# Dudas con particiones /var/tmp /tmp /usr/portage(SOLUCIONADO

## kropotkin

Hola, en este momento estoy apunto de cambiar todo el esquema de mis particiones,

actualmente tengo todo el sistema en una sola partición reiserfs.

tengo ganas de dejar el sistema con ext3, pero lo que son archivos temporales y portage en otra partición, ya que tanta lectura escritura, sobretodo al compilar algo no me agrada mucho.

pero tengo las siguientes dudas.

1º, existen problemas si dirijo /tmp y /var/tmp a la misma partición??

Me explico crear una particion para /tmp y que /var/tmp sea solo un link a /tmp

2º para la partición de /usr/portage cuanto espacio creen que sea necesario, ya que se descarga los distifles, además de tener todos los ebuilds, estaba pensando en unos 5 a 6 gigas, pero no se si sera mucho o muy poco, actualmente tengo solo 300 megas, ya que hace poco vacié todo lo que eran los distfiles.

que tipo de particiones recomendarían para tmp y usr/portage?

Saludos.

----------

## Inodoro_Pereyra

 *Quote:*   

> tengo ganas de dejar el sistema con ext3, pero lo que son archivos temporales y portage en otra partición, ya que tanta lectura escritura, sobretodo al compilar algo no me agrada mucho.

 

Eso no lo vas a solucionar moviendo a otra partición, si no agregando mas ram a tu pc o cambiando el valor de swapiness (en el caso de que estés tirando mas al disco que a la ram)

 *Quote:*   

> 1º, existen problemas si dirijo /tmp y /var/tmp a la misma partición??

 

Calculo que no... Habría que probar pero como a /tmp van a parar los archivos temporales de aplicaciones unicamente...

 *Quote:*   

> 2º para la partición de /usr/portage cuanto espacio creen que sea necesario, ya que se descarga los distifles, además de tener todos los ebuilds, estaba pensando en unos 5 a 6 gigas, pero no se si sera mucho o muy poco, actualmente tengo solo 300 megas, ya que hace poco vacié todo lo que eran los distfiles.

 

Eso dependerá de cuanto quieras guardar en el disco en lo que hace a distfiles. Puede llegar a ocupar mucho si no lo borrás nunca y en el peor de los casos, quedarse sin espacio, nada que no se solucione borrando... Como mucho yo le pondría 4Gb.

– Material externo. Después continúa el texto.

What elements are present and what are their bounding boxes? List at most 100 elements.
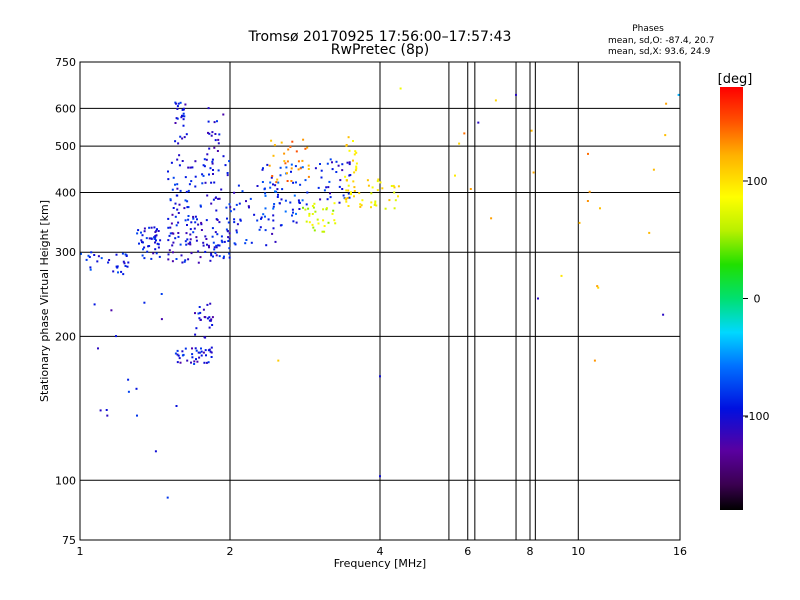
data-point (193, 363, 196, 365)
y-tick-label: 500 (55, 140, 76, 153)
data-point (359, 203, 362, 206)
data-point (152, 252, 155, 255)
data-point (295, 150, 298, 153)
data-point (200, 221, 203, 224)
data-point (360, 204, 363, 207)
data-point (203, 165, 206, 168)
data-point (233, 221, 236, 224)
data-point (199, 319, 202, 321)
data-point (264, 229, 267, 232)
data-point (321, 230, 324, 233)
data-point (202, 244, 205, 247)
data-point (191, 166, 194, 169)
data-point (202, 174, 205, 177)
data-point (229, 210, 232, 213)
data-point (211, 131, 214, 134)
data-point (477, 121, 480, 124)
data-point (283, 160, 286, 163)
data-point (284, 199, 287, 202)
data-point (177, 221, 180, 224)
data-point (177, 212, 180, 214)
data-point (227, 240, 230, 242)
data-point (281, 188, 284, 191)
data-point (172, 176, 175, 179)
data-point (147, 245, 150, 248)
data-point (367, 184, 370, 187)
data-point (272, 183, 274, 186)
x-tick-label: 16 (673, 545, 687, 558)
data-point (157, 243, 160, 246)
data-point (189, 241, 192, 244)
data-point (215, 244, 218, 247)
data-point (175, 405, 178, 407)
data-point (329, 196, 332, 199)
data-point (182, 112, 185, 115)
data-point (178, 203, 181, 206)
data-point (298, 208, 301, 210)
data-point (197, 351, 200, 354)
data-point (150, 237, 153, 240)
data-point (171, 260, 174, 263)
data-point (213, 246, 216, 249)
data-point (374, 200, 377, 203)
data-point (168, 249, 171, 252)
data-point (269, 186, 272, 189)
data-point (381, 187, 384, 190)
data-point (664, 134, 667, 137)
data-point (185, 133, 188, 136)
data-point (97, 255, 100, 258)
data-point (216, 120, 218, 123)
data-point (202, 308, 205, 311)
data-point (179, 101, 182, 104)
data-point (307, 175, 310, 178)
data-point (390, 185, 393, 187)
data-point (329, 158, 332, 161)
data-point (379, 375, 381, 378)
data-point (370, 192, 373, 195)
data-point (290, 167, 293, 170)
data-point (272, 154, 275, 157)
data-point (220, 235, 223, 238)
data-point (311, 213, 314, 215)
data-point (276, 178, 279, 181)
data-point (348, 149, 351, 152)
data-point (272, 207, 275, 210)
data-point (208, 246, 210, 249)
data-point (195, 358, 197, 361)
data-point (250, 241, 253, 244)
data-point (159, 239, 162, 242)
data-point (87, 254, 90, 257)
data-point (218, 133, 221, 136)
data-point (155, 252, 158, 255)
data-point (677, 93, 680, 96)
data-point (490, 217, 493, 220)
data-point (217, 169, 220, 172)
data-point (361, 199, 364, 202)
data-point (107, 261, 110, 264)
data-point (187, 242, 190, 245)
data-point (323, 225, 326, 227)
data-point (189, 228, 192, 231)
data-point (207, 131, 209, 134)
data-point (178, 357, 181, 360)
data-point (187, 218, 190, 221)
data-point (272, 219, 275, 222)
stats-heading: Phases (632, 24, 664, 34)
data-point (212, 173, 214, 175)
data-point (190, 361, 192, 364)
data-point (652, 168, 655, 171)
data-point (172, 207, 175, 209)
data-point (341, 169, 344, 172)
data-point (272, 214, 275, 217)
data-point (302, 206, 304, 209)
data-point (174, 101, 177, 104)
data-point (184, 176, 187, 179)
data-point (204, 349, 207, 352)
data-point (215, 254, 218, 257)
data-point (210, 351, 213, 354)
data-point (122, 273, 125, 276)
data-point (176, 158, 179, 161)
data-point (204, 336, 207, 339)
data-point (208, 319, 211, 322)
data-point (370, 206, 372, 209)
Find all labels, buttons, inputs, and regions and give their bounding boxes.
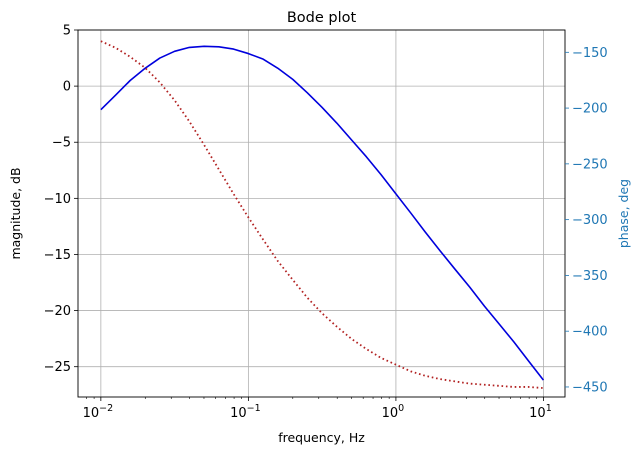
data-series (100, 40, 545, 389)
y-left-tick-label: −5 (52, 136, 71, 151)
x-axis-label: frequency, Hz (278, 430, 365, 445)
y-right-tick-label: −150 (572, 46, 608, 61)
y-axis-right-label: phase, deg (616, 179, 631, 248)
chart-title: Bode plot (287, 10, 357, 26)
plot-frame (77, 29, 566, 398)
y-right-tick-label: −200 (572, 102, 608, 117)
y-right-tick-label: −250 (572, 157, 608, 172)
y-left-tick-label: −15 (44, 248, 71, 263)
y-right-tick-label: −400 (572, 325, 608, 340)
y-left-tick-label: −25 (44, 360, 71, 375)
y-right-tick-label: −300 (572, 213, 608, 228)
y-left-tick-label: 0 (63, 80, 71, 95)
y-axis-left-label: magnitude, dB (8, 167, 23, 259)
y-left-tick-label: −10 (44, 192, 71, 207)
y-left-tick-label: 5 (63, 24, 71, 39)
magnitude-series-line (100, 45, 545, 381)
y-left-tick-label: −20 (44, 304, 71, 319)
y-right-tick-label: −450 (572, 380, 608, 395)
y-right-tick-label: −350 (572, 269, 608, 284)
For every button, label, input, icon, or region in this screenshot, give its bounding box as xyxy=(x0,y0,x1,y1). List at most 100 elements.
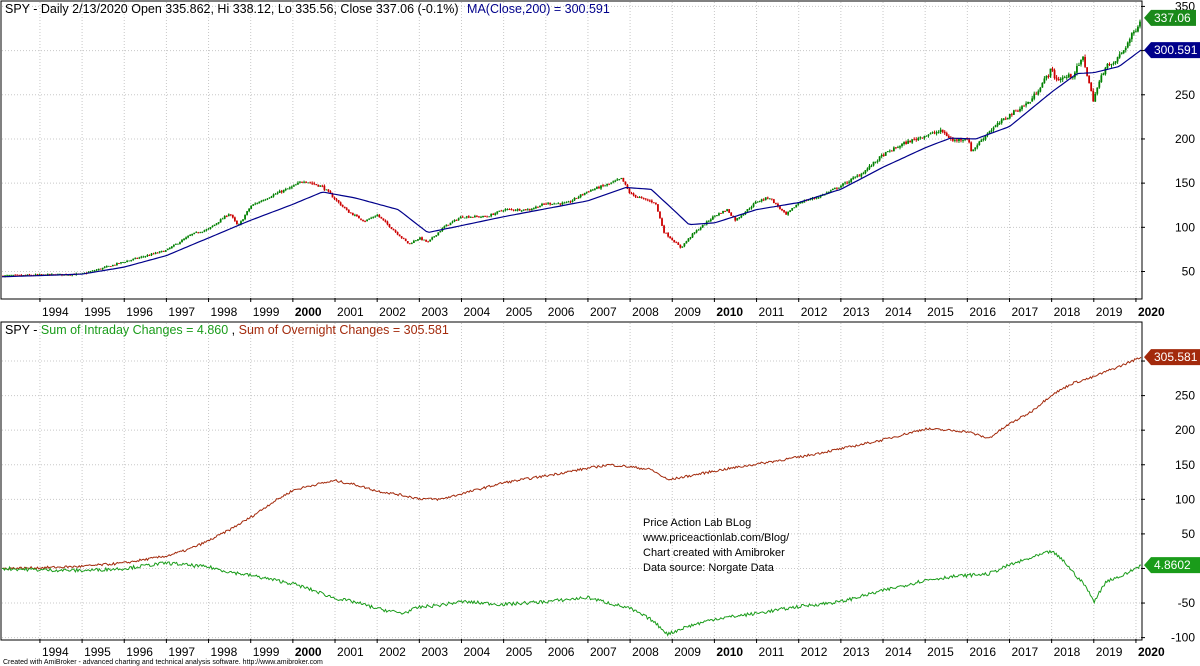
candle-body xyxy=(1039,87,1042,92)
candle-body xyxy=(663,225,665,233)
candle-body xyxy=(299,181,301,183)
candle-body xyxy=(317,184,320,187)
candle-body xyxy=(242,219,244,222)
candle-body xyxy=(992,127,995,130)
candle-body xyxy=(945,133,948,137)
candle-body xyxy=(404,238,407,241)
candle-body xyxy=(1033,93,1036,99)
candle-body xyxy=(644,198,647,200)
candle-body xyxy=(563,202,566,204)
candle-body xyxy=(892,147,895,152)
candle-body xyxy=(351,213,354,216)
candle-body xyxy=(177,243,179,245)
candle-body xyxy=(158,251,161,253)
candle-body xyxy=(433,236,436,238)
candle-body xyxy=(48,273,51,275)
candle-body xyxy=(478,216,480,218)
candle-body xyxy=(687,238,690,242)
candle-body xyxy=(1128,39,1131,43)
candle-body xyxy=(101,267,104,270)
candle-body xyxy=(634,194,637,197)
candle-body xyxy=(260,201,263,202)
candle-body xyxy=(675,242,678,244)
candle-body xyxy=(793,207,796,209)
x-tick-label: 2001 xyxy=(337,305,364,319)
candle-body xyxy=(931,132,934,134)
candle-body xyxy=(38,274,41,276)
top-title: SPY - Daily 2/13/2020 Open 335.862, Hi 3… xyxy=(5,2,610,16)
candle-body xyxy=(693,232,696,234)
bottom-panel-frame xyxy=(0,321,1143,641)
candle-body xyxy=(772,199,775,204)
candle-body xyxy=(250,205,253,209)
candle-body xyxy=(295,184,297,186)
candle-body xyxy=(225,216,228,217)
candle-body xyxy=(392,228,395,231)
candle-body xyxy=(831,188,834,191)
candle-body xyxy=(1055,77,1058,80)
candle-body xyxy=(500,210,503,212)
candle-body xyxy=(467,216,470,218)
candle-body xyxy=(801,202,804,204)
candle-body xyxy=(878,156,881,161)
candle-body xyxy=(787,212,790,215)
candle-body xyxy=(40,274,43,276)
candle-body xyxy=(256,203,259,205)
candle-body xyxy=(947,135,950,138)
candle-body xyxy=(290,186,293,188)
candle-body xyxy=(349,212,352,214)
candle-body xyxy=(1023,105,1025,107)
y-tick-label: -50 xyxy=(1178,596,1196,610)
x-tick-label: 1999 xyxy=(253,305,280,319)
candle-body xyxy=(754,201,757,204)
candle-body xyxy=(577,196,580,199)
candle-body xyxy=(728,209,731,213)
candle-body xyxy=(189,234,192,236)
candle-body xyxy=(429,239,432,242)
candle-body xyxy=(596,186,598,189)
candle-body xyxy=(581,194,584,196)
x-tick-label: 2011 xyxy=(759,645,785,659)
candle-body xyxy=(12,274,15,276)
value-badges: 337.06 300.591 305.581 4.8602 xyxy=(1144,9,1200,574)
top-title-ma: MA(Close,200) = 300.591 xyxy=(467,2,610,16)
candle-body xyxy=(716,215,718,216)
candle-body xyxy=(943,131,946,134)
candle-body xyxy=(1096,87,1099,94)
candle-body xyxy=(602,185,604,187)
candle-body xyxy=(1076,66,1078,73)
x-tick-label: 2004 xyxy=(463,305,490,319)
overnight-line xyxy=(1,356,1142,571)
candle-body xyxy=(421,237,423,240)
candle-body xyxy=(484,216,486,217)
candle-body xyxy=(227,214,230,217)
candle-body xyxy=(1104,67,1107,75)
candle-body xyxy=(819,195,822,198)
candle-body xyxy=(573,197,576,201)
candle-body xyxy=(233,217,236,221)
candle-body xyxy=(833,188,836,189)
candle-body xyxy=(541,203,543,206)
candle-body xyxy=(146,255,149,257)
candle-body xyxy=(140,256,143,258)
candle-body xyxy=(1049,68,1052,77)
top-title-main: SPY - Daily 2/13/2020 Open 335.862, Hi 3… xyxy=(5,2,459,16)
x-tick-label: 2015 xyxy=(927,645,954,659)
candle-body xyxy=(128,260,131,262)
candle-body xyxy=(522,209,525,211)
candle-body xyxy=(172,244,175,247)
candle-body xyxy=(626,184,629,189)
candle-body xyxy=(22,275,25,276)
candle-body xyxy=(1110,64,1113,66)
candle-body xyxy=(856,175,859,177)
x-tick-label: 2006 xyxy=(548,645,575,659)
candle-body xyxy=(530,209,533,211)
bottom-title-prefix: SPY - xyxy=(5,323,41,337)
x-tick-label: 1996 xyxy=(126,645,153,659)
candle-body xyxy=(862,173,865,175)
candle-body xyxy=(610,182,613,184)
candle-body xyxy=(1126,42,1129,48)
candle-body xyxy=(272,194,275,197)
candle-body xyxy=(187,236,190,238)
candle-body xyxy=(473,215,476,218)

Después de varios meses mi distfiles ha llegado a ocpuar 2Gb apenas, y lo comparto por NFS con dos PC que guardan sus distiles ahi mismo también.

 *Quote:*   

> que tipo de particiones recomendarían para tmp y usr/portage?

 

Si se borra /tmp o /var/tmp no pasa nada, podría hasta ser ext2 inclusive.

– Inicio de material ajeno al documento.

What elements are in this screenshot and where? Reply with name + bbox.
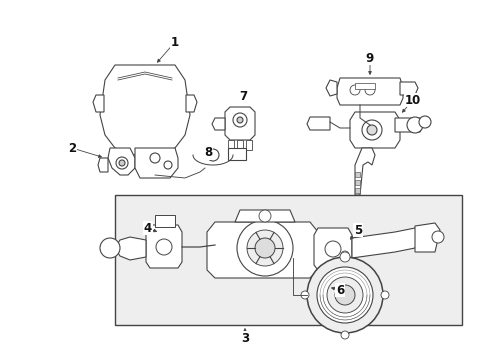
Circle shape xyxy=(339,252,349,262)
Polygon shape xyxy=(115,237,146,260)
Circle shape xyxy=(237,220,292,276)
Circle shape xyxy=(156,239,172,255)
Polygon shape xyxy=(313,228,351,270)
Circle shape xyxy=(100,238,120,258)
Polygon shape xyxy=(306,117,329,130)
Circle shape xyxy=(418,116,430,128)
Circle shape xyxy=(316,267,372,323)
Polygon shape xyxy=(135,148,178,178)
Bar xyxy=(227,140,234,150)
Circle shape xyxy=(259,210,270,222)
Polygon shape xyxy=(100,65,190,155)
Polygon shape xyxy=(354,148,374,195)
Polygon shape xyxy=(108,148,135,175)
Text: 9: 9 xyxy=(365,51,373,64)
Circle shape xyxy=(325,241,340,257)
Bar xyxy=(245,140,251,150)
Circle shape xyxy=(340,331,348,339)
Text: 6: 6 xyxy=(335,284,344,297)
Bar xyxy=(354,180,359,185)
Polygon shape xyxy=(212,118,224,130)
Polygon shape xyxy=(414,223,439,252)
Polygon shape xyxy=(98,158,108,172)
Polygon shape xyxy=(224,107,254,140)
Circle shape xyxy=(301,291,308,299)
Circle shape xyxy=(306,257,382,333)
Circle shape xyxy=(361,120,381,140)
Polygon shape xyxy=(93,95,104,112)
Bar xyxy=(354,172,359,177)
Circle shape xyxy=(206,149,219,161)
Circle shape xyxy=(246,230,283,266)
Circle shape xyxy=(406,117,422,133)
Bar xyxy=(354,188,359,193)
Text: 2: 2 xyxy=(68,141,76,154)
Polygon shape xyxy=(235,210,294,222)
Polygon shape xyxy=(336,78,402,105)
Circle shape xyxy=(116,157,128,169)
Bar xyxy=(237,140,243,150)
Polygon shape xyxy=(349,112,399,148)
Circle shape xyxy=(163,161,172,169)
Circle shape xyxy=(232,113,246,127)
Circle shape xyxy=(349,85,359,95)
Circle shape xyxy=(380,291,388,299)
Bar xyxy=(115,195,461,325)
Polygon shape xyxy=(394,118,422,132)
Circle shape xyxy=(254,238,274,258)
Polygon shape xyxy=(185,95,197,112)
Bar xyxy=(227,148,245,160)
Polygon shape xyxy=(351,228,419,258)
Circle shape xyxy=(119,160,125,166)
Polygon shape xyxy=(399,82,417,95)
Polygon shape xyxy=(206,222,317,278)
Polygon shape xyxy=(146,225,182,268)
Circle shape xyxy=(431,231,443,243)
Text: 5: 5 xyxy=(353,224,362,237)
Circle shape xyxy=(334,285,354,305)
Circle shape xyxy=(340,251,348,259)
Text: 8: 8 xyxy=(203,147,212,159)
Bar xyxy=(155,215,175,227)
Circle shape xyxy=(326,277,362,313)
Text: 10: 10 xyxy=(404,94,420,107)
Text: 1: 1 xyxy=(171,36,179,49)
Text: 4: 4 xyxy=(143,221,152,234)
Bar xyxy=(354,83,374,89)
Circle shape xyxy=(237,117,243,123)
Circle shape xyxy=(150,153,160,163)
Polygon shape xyxy=(325,80,336,96)
Text: 7: 7 xyxy=(239,90,246,104)
Circle shape xyxy=(366,125,376,135)
Circle shape xyxy=(364,85,374,95)
Text: 3: 3 xyxy=(241,332,248,345)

Como consejo (y esto me lo enseño el amigo i92guboj, a el el mérito) EXT3 con tune2fs -O dir_index.

Salud!

----------

## Cereza

 *kropotkin wrote:*   

> 1º, existen problemas si dirijo /tmp y /var/tmp a la misma partición??
> 
> Me explico crear una particion para /tmp y que /var/tmp sea solo un link a /tmp

 

Esto se puede hacer facil, de forma más limpia que usar links, con algo como esto en fstab:

```
/dev/hda11      /tmp      ext2      noatime      0 0

/dev/hda11              /var/tmp   ext2            noatime         0 0
```

(Como ves, es la misma partición montada en dos directorios diferentes)

 *kropotkin wrote:*   

> 2º para la partición de /usr/portage cuanto espacio creen que sea necesario, ya que se descarga los distifles, además de tener todos los ebuilds, estaba pensando en unos 5 a 6 gigas, pero no se si sera mucho o muy poco, actualmente tengo solo 300 megas, ya que hace poco vacié todo lo que eran los distfiles.
> 
> que tipo de particiones recomendarían para tmp y usr/portage?

 

Yo uso dos particiones distintas para portage y distfiles, la de distfiles es de 5 gigas, y no se me queda pequeña, la de portage de 500MB, y es un poco especial: esta formateada con el comando:

```
mfks.ext2 -i 1024 -b 1024 /dev/loquesea
```

Que ajusta el tamaño de bites por nodo y de bloques, a cuatro veces menos de lo normal. Esto es porque portage tiene miles de archivitos pequeños, que en una partición "normal" rellenarían los bloques enteros sin ser necesario, y se desperdicia espacio. De este modo se ahorra mucho espacio, 246MB ocupa portage en mi caso, más overlays. Por esto creo que con una partición de 500 ya hay más que de sobra por muchos overlays que pienses meter o crezca portage. 

En cuano a 5 gigas para distfiles, yo he llegado a tener 9 gigas de distfiles, pero en una partición muy descuidada con muchas versiones distintas de muchos paquetes amontonadas desde hacía mucho tiempo. Creo que con un mínimo de mantenimiento 5 gigas está bien. 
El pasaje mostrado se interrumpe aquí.